Before adding these in, it would probably be helpful to re-order the nodes so that the tskit.NODE_IS_SAMPLE ones are at the top of the node table (this means fixing https://github.com/tskit-dev/tskit/issues/2060), and their associated individuals are at the top of the individuals table too.

In the next line, we would only add edges in which both the child and parent point to nodes we have just added. We would also need to check that the resulting object is internally consistent (i.e. the paths up from every added node through the added edges all end up in the grand MRCA)

Then when we export to the final TS, we can add the non sample nodes (and the edges that involve them) back in to the final TS. When we initialise the nodes here:

https://github.com/tskit-dev/tsinfer/blob/9f94dbc9d82393b0189e6c62853ee6b5da0038cc/tsinfer/inference.py#L1678

We only add in the nodes we used for matching (i.e. the ones we have reordered to be at the start of the node table, with the tskit.NODE_IS_SAMPLE flag).
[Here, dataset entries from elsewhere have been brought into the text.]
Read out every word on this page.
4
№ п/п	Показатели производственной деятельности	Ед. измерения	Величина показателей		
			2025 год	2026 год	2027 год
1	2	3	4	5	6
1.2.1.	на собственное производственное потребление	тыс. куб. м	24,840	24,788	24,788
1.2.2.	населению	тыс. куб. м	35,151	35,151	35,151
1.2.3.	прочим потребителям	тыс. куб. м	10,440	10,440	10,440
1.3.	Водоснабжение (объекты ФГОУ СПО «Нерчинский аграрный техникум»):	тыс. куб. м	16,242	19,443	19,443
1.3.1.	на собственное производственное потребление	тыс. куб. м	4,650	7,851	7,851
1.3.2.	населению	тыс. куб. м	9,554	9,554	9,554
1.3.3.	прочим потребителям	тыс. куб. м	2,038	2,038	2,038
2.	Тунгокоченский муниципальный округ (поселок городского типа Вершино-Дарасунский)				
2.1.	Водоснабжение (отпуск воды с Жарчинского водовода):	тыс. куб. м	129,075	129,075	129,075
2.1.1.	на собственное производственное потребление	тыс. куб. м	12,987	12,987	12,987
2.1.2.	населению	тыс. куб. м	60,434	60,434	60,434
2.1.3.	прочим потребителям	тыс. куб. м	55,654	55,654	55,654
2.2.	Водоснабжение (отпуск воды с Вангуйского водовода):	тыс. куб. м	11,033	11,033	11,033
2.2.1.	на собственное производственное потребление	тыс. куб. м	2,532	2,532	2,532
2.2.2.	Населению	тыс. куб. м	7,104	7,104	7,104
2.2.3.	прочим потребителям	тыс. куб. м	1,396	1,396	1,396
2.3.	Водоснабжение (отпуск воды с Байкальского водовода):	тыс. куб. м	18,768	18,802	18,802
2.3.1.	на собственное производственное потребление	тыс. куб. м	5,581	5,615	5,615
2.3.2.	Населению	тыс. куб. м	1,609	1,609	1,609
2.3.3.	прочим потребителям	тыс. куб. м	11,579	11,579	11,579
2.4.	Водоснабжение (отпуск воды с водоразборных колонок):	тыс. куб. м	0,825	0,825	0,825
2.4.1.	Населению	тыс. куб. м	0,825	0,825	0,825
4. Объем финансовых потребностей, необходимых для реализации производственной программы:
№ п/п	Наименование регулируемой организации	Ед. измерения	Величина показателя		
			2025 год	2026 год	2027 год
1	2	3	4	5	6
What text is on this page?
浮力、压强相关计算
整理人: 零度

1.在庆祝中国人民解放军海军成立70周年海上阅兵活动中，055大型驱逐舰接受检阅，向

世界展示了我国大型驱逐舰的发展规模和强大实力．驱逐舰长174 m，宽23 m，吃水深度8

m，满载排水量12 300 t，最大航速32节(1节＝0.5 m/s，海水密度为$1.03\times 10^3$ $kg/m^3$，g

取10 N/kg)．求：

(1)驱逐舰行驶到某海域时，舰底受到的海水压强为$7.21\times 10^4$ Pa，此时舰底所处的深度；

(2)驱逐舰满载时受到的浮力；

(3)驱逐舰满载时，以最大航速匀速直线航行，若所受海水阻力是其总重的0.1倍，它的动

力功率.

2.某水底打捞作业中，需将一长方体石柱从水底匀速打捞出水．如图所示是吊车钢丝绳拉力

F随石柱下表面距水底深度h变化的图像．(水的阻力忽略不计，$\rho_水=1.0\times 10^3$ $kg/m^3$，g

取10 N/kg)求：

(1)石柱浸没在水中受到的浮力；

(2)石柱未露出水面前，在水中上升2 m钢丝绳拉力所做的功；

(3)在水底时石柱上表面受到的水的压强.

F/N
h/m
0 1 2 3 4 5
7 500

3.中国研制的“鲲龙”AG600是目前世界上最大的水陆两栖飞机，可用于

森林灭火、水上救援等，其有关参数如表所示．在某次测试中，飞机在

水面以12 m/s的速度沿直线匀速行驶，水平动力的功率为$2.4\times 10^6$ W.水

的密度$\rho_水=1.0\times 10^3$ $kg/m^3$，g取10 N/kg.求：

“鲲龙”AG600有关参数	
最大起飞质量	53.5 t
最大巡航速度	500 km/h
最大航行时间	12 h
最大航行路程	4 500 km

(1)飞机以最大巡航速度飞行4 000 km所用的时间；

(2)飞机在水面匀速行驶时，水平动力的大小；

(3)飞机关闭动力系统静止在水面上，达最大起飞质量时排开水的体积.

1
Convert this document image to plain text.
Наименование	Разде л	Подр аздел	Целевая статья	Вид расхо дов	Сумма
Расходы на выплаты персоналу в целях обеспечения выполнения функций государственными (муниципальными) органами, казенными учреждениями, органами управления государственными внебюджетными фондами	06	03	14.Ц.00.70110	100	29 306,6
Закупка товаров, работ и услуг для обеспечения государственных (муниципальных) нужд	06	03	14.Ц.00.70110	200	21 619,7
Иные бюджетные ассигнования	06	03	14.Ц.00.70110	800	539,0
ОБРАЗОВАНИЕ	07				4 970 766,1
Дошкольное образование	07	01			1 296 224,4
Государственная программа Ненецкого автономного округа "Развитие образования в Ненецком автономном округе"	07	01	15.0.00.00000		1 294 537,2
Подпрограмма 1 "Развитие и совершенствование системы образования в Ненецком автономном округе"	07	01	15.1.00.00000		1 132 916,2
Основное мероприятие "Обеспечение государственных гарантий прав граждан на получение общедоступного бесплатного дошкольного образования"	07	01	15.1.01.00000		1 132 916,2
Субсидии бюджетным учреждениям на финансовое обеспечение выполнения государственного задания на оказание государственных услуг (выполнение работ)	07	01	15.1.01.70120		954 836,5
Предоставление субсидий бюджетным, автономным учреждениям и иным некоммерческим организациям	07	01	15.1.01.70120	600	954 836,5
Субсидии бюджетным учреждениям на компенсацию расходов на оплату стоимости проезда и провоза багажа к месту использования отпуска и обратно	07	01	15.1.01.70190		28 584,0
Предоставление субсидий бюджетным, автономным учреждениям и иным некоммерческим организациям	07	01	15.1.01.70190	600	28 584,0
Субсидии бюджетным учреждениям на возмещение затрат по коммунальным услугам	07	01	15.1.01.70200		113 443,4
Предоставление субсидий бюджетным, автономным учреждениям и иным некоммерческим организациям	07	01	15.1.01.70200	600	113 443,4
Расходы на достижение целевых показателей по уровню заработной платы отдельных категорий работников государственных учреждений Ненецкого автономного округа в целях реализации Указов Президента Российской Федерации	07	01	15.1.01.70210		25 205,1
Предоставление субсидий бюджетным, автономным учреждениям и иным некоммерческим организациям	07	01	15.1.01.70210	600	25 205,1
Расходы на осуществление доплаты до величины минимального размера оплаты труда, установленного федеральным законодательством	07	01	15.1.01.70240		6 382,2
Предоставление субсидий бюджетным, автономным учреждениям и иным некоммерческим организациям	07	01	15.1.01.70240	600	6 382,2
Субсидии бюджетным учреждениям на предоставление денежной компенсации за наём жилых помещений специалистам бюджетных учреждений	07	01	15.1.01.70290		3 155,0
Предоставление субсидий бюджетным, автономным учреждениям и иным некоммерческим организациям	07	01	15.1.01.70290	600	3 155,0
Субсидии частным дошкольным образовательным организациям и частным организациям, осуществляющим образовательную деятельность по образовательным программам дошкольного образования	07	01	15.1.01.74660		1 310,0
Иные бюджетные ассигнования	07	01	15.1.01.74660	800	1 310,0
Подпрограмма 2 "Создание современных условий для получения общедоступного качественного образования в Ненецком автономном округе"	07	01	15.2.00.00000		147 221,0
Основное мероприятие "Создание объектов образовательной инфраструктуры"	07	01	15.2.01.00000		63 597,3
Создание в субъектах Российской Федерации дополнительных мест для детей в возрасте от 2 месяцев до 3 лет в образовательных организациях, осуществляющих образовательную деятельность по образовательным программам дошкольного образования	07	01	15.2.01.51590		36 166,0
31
Then, round about here:

https://github.com/tskit-dev/tsinfer/blob/9f94dbc9d82393b0189e6c62853ee6b5da0038cc/tsinfer/inference.py#L1745

we run through the ancestors_ts nodes and add to the tables all the nodes that are not flagged as tskit.NODE_IS_SAMPLE, keeping a map of the old node IDs to the newly inserted ones. We then run through the edges in the ancestors_ts and add those ones that involve the nodes in the map, changing the ids where necessaryby using the map (note: this assumes that the IDs of the original nodes don't change, which I think is guaranteed by the re-ordering above).

This gives us the possibility to use the NODE_IS_SAMPLE flag to limit matching agains certain ancestors, which is something we have wanted to do for a while (e.g. for matching ancient samples into a tree sequence, when we don't want to match against younger nodes).

In the case of matching new sample into an existing TS, we would use this facility to turn a "normal" tree sequence into an "fake" ancestors TS by simply toggling the NODE_IS_ANCESTOR flag, so that none of the original samples are matched against, but are included in right position in the final TS. We can then run the normal match_samples routine against this "fake" ancestors TS, using the new sample for matching, which will produce a TS with the new sample flagged as a sample and the old samples stuck in as non-sample nodes. All we then have to do is to (somehow) toggle the original sample nodes back to samples again, and we've created an augmented TS. The nice thing is that it uses the existing match_samples function, rather than creating another method. In other words, the pipeline would go:

inferred_ts = tsinfer.infer(samples, simplify=False)
ancestors_ts = tsinfer.create_ancestors_ts_from_ts(inferred_ts)  # <- this toggles the NODE_IS_SAMPLE flag
augmented_ts = tsinfer.match_samples(ancestors_ts, a_few_extra_samples)
augmented_ts = tsinfer.reflag_samples(augmented_ts)  # <- I'm not sure about this: perhaps match_samples could do it using metadata somehow?

As part of this, we will probably want to combine the metadata from the ancestors tree sequence and the new sample data file, which is something we want to consider for https://github.com/tskit-dev/tsinfer/issues/604#issuecomment-969099154, I think (i.e transfer metadata stored in an ancestors ts to the final ts).

There are a lot of intricacies to be worked out here (e.g what about inference vs non-inference sites), but I think it is worth considering because of the flexibility it gives us.

[hyanwong]

As well as removing e.g. non biallelic sites from the original tree sequence when making it into an ancestors tree sequence, there's a slight extra issue to think about here. It's well illustrated by thinking about singletons, although it's actually a bit more general. If the original tree sequence has a mutation above one of the samples, this generates a singleton site. But it is quite possible that the new samples (which are being matched into this tree sequence) have the derived variant at that site too. In this case, we might want to use the site for matching, even though none of the ancestors have that variant.

I think that principled way to do this is to add some new ancestors into the tree sequence, depending on the variation in the new samples and in the old tree sequence. For instance, if the new samples have a variable site that was a singleton in the original tree sequence, we should make a new ancestor and do some ancestor matching before we do the sample matching. This makes the whole pathway quite a lot more complicated, urgh. But it does allow us to consider resolving topology within the new samples (for example, imagine adding a pair of siblings as new samples: with the pathway outlined previously, we wouldn't recognise them as sibs: that requires us to add a new parent node to the ancestors tree sequence, deduced on the basis of shared mutations or breakpoints between the siblings)

Adding new ancestral nodes to the ancestors tree sequence, on the basis of any new added samples, is extra functionality which I think we should eventually implement, but perhaps not at first.

[hyanwong]

This needs to be thought about in the context of https://github.com/tskit-dev/tsinfer/issues/729, and the idea of adding to an existing tree sequence.